Tout d’abord, l’élu proche du Front national s’est fait une spécialité de catégoriser les élèves selon leur religion – surtout s’ils sont musulmans. En mai 2015, Robert Ménard a suscité la polémique en annonçant “64,6 % d’enfants musulmans scolarisés dans les écoles publiques de Béziers”. Il justifiait ce compte si précis car “les prénoms disent les confessions. Dire l’inverse, c’est nier une évidence”.

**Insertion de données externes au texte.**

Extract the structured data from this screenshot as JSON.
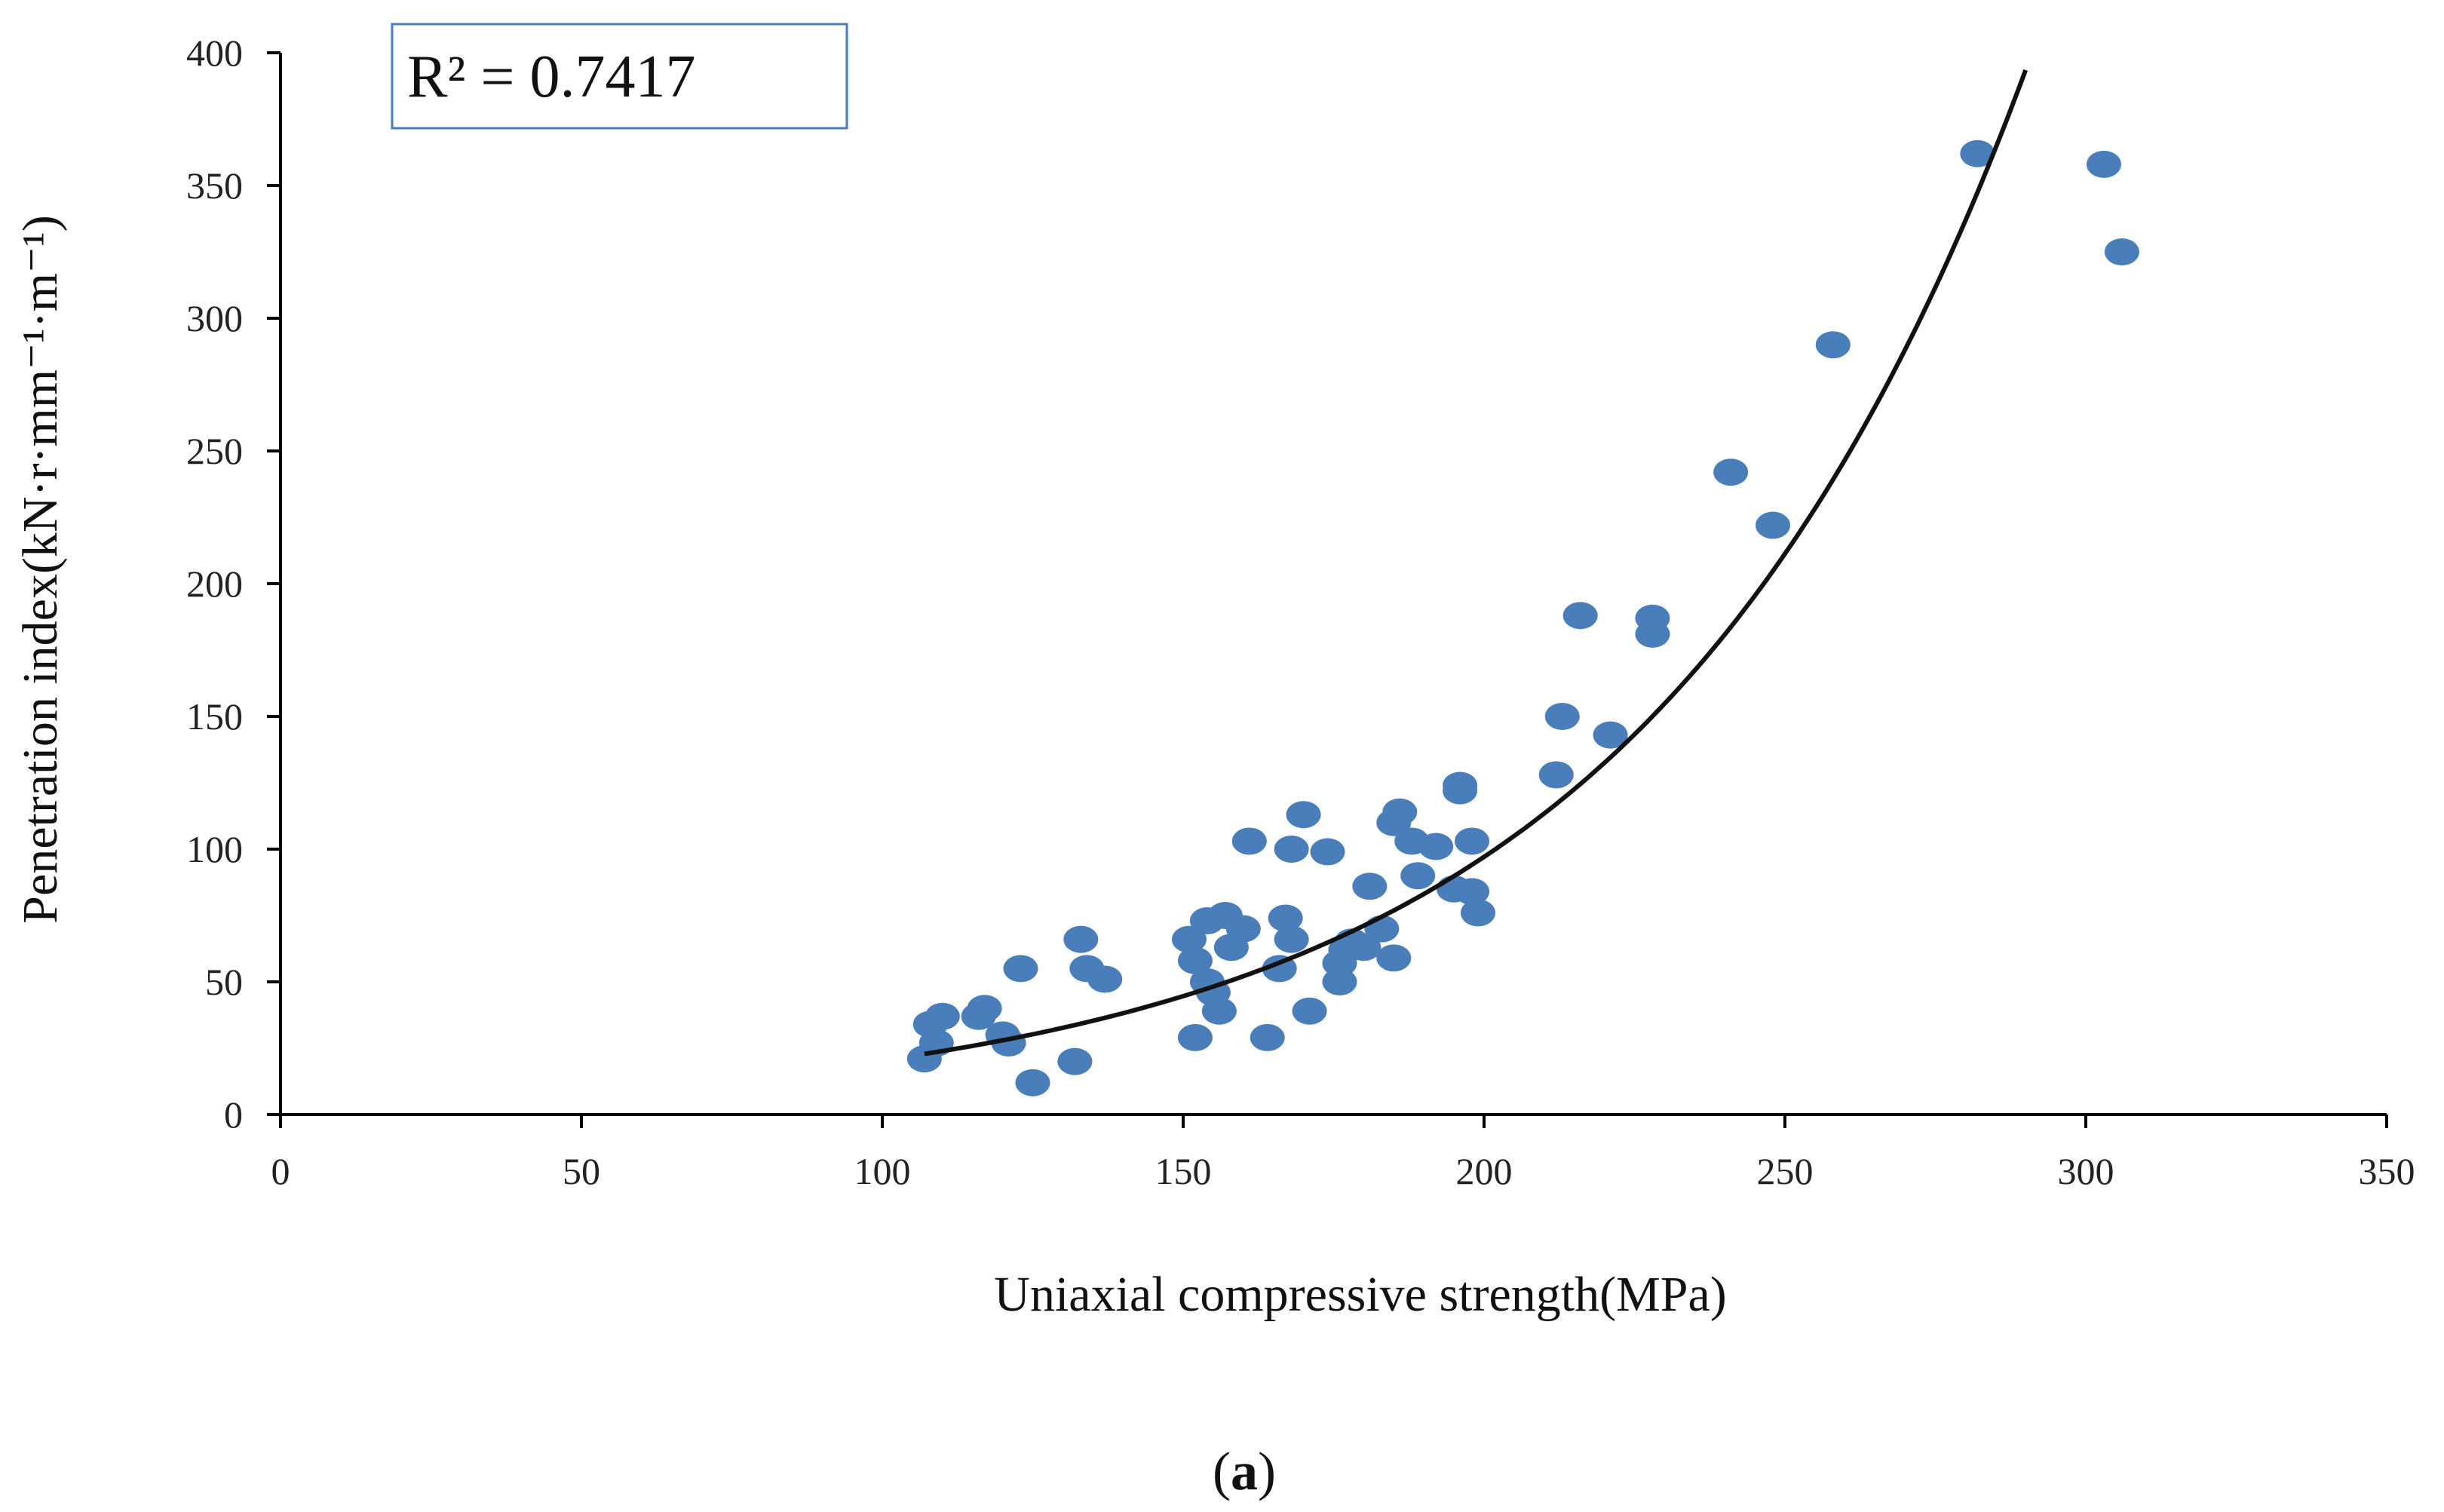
{
  "chart_data": {
    "type": "scatter",
    "title": "",
    "xlabel": "Uniaxial compressive strength(MPa)",
    "ylabel": "Penetration index(kN·r·mm⁻¹·m⁻¹)",
    "xlim": [
      0,
      350
    ],
    "ylim": [
      0,
      400
    ],
    "xticks": [
      0,
      50,
      100,
      150,
      200,
      250,
      300,
      350
    ],
    "yticks": [
      0,
      50,
      100,
      150,
      200,
      250,
      300,
      350,
      400
    ],
    "grid": false,
    "annotation": "R² = 0.7417",
    "caption_open": "(",
    "caption_letter": "a",
    "caption_close": ")",
    "marker_color": "#4a7ebb",
    "trend_color": "#111111",
    "trendline": {
      "type": "exponential",
      "a": 4.33,
      "b": 0.01555,
      "x_start": 107,
      "x_end": 290
    },
    "series": [
      {
        "name": "data",
        "points": [
          [
            107,
            21
          ],
          [
            108,
            34
          ],
          [
            109,
            27
          ],
          [
            110,
            37
          ],
          [
            116,
            37
          ],
          [
            117,
            40
          ],
          [
            120,
            30
          ],
          [
            121,
            27
          ],
          [
            123,
            55
          ],
          [
            125,
            12
          ],
          [
            132,
            20
          ],
          [
            133,
            66
          ],
          [
            134,
            55
          ],
          [
            137,
            51
          ],
          [
            151,
            66
          ],
          [
            152,
            29
          ],
          [
            152,
            58
          ],
          [
            154,
            50
          ],
          [
            154,
            73
          ],
          [
            155,
            46
          ],
          [
            156,
            39
          ],
          [
            157,
            75
          ],
          [
            158,
            63
          ],
          [
            160,
            70
          ],
          [
            161,
            103
          ],
          [
            164,
            29
          ],
          [
            166,
            55
          ],
          [
            167,
            74
          ],
          [
            168,
            66
          ],
          [
            168,
            100
          ],
          [
            170,
            113
          ],
          [
            171,
            39
          ],
          [
            174,
            99
          ],
          [
            176,
            50
          ],
          [
            176,
            57
          ],
          [
            177,
            62
          ],
          [
            178,
            65
          ],
          [
            180,
            63
          ],
          [
            181,
            86
          ],
          [
            183,
            70
          ],
          [
            185,
            59
          ],
          [
            185,
            110
          ],
          [
            186,
            114
          ],
          [
            188,
            103
          ],
          [
            189,
            90
          ],
          [
            192,
            101
          ],
          [
            195,
            85
          ],
          [
            196,
            122
          ],
          [
            196,
            124
          ],
          [
            198,
            84
          ],
          [
            198,
            103
          ],
          [
            199,
            76
          ],
          [
            212,
            128
          ],
          [
            213,
            150
          ],
          [
            216,
            188
          ],
          [
            221,
            143
          ],
          [
            228,
            187
          ],
          [
            228,
            181
          ],
          [
            241,
            242
          ],
          [
            248,
            222
          ],
          [
            258,
            290
          ],
          [
            282,
            362
          ],
          [
            303,
            358
          ],
          [
            306,
            325
          ]
        ]
      }
    ]
  }
}
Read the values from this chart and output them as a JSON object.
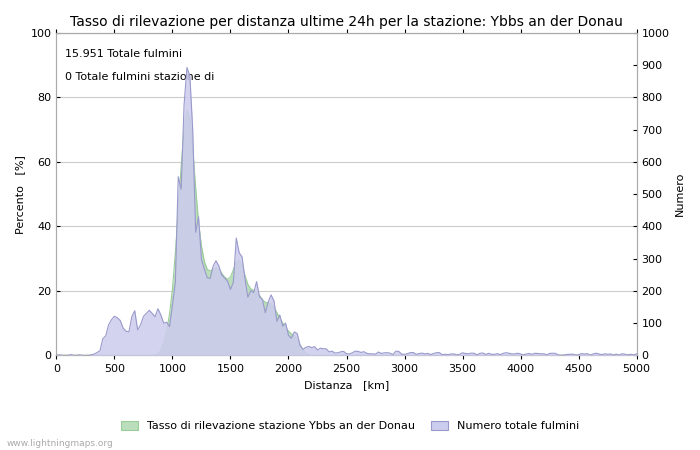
{
  "title": "Tasso di rilevazione per distanza ultime 24h per la stazione: Ybbs an der Donau",
  "xlabel": "Distanza   [km]",
  "ylabel_left": "Percento   [%]",
  "ylabel_right": "Numero",
  "annotation_line1": "15.951 Totale fulmini",
  "annotation_line2": "0 Totale fulmini stazione di",
  "legend_label_green": "Tasso di rilevazione stazione Ybbs an der Donau",
  "legend_label_blue": "Numero totale fulmini",
  "watermark": "www.lightningmaps.org",
  "xlim": [
    0,
    5000
  ],
  "ylim_left": [
    0,
    100
  ],
  "ylim_right": [
    0,
    1000
  ],
  "xticks": [
    0,
    500,
    1000,
    1500,
    2000,
    2500,
    3000,
    3500,
    4000,
    4500,
    5000
  ],
  "yticks_left": [
    0,
    20,
    40,
    60,
    80,
    100
  ],
  "yticks_right": [
    0,
    100,
    200,
    300,
    400,
    500,
    600,
    700,
    800,
    900,
    1000
  ],
  "color_blue_line": "#9999cc",
  "color_blue_fill": "#ccccee",
  "color_green_fill": "#bbddbb",
  "color_green_line": "#99cc99",
  "background_color": "#ffffff",
  "grid_color": "#cccccc",
  "title_fontsize": 10,
  "axis_fontsize": 8,
  "tick_fontsize": 8,
  "legend_fontsize": 8,
  "annotation_fontsize": 8
}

Il convient de rappeler que présumer de l’orientation religieuse de ses concitoyens pour les “ficher”, c’est se mettre hors la loi. La loi dite “informatique et libertés” du 6 janvier 1978 interdit la collecte et l’exploitation de données portant sur “les origines raciales ou ethniques, les opinions politiques, philosophiques ou religieuses ou l’appartenance syndicale des personnes, ou qui sont relatives à la santé ou à la vie sexuelle de celles-ci”.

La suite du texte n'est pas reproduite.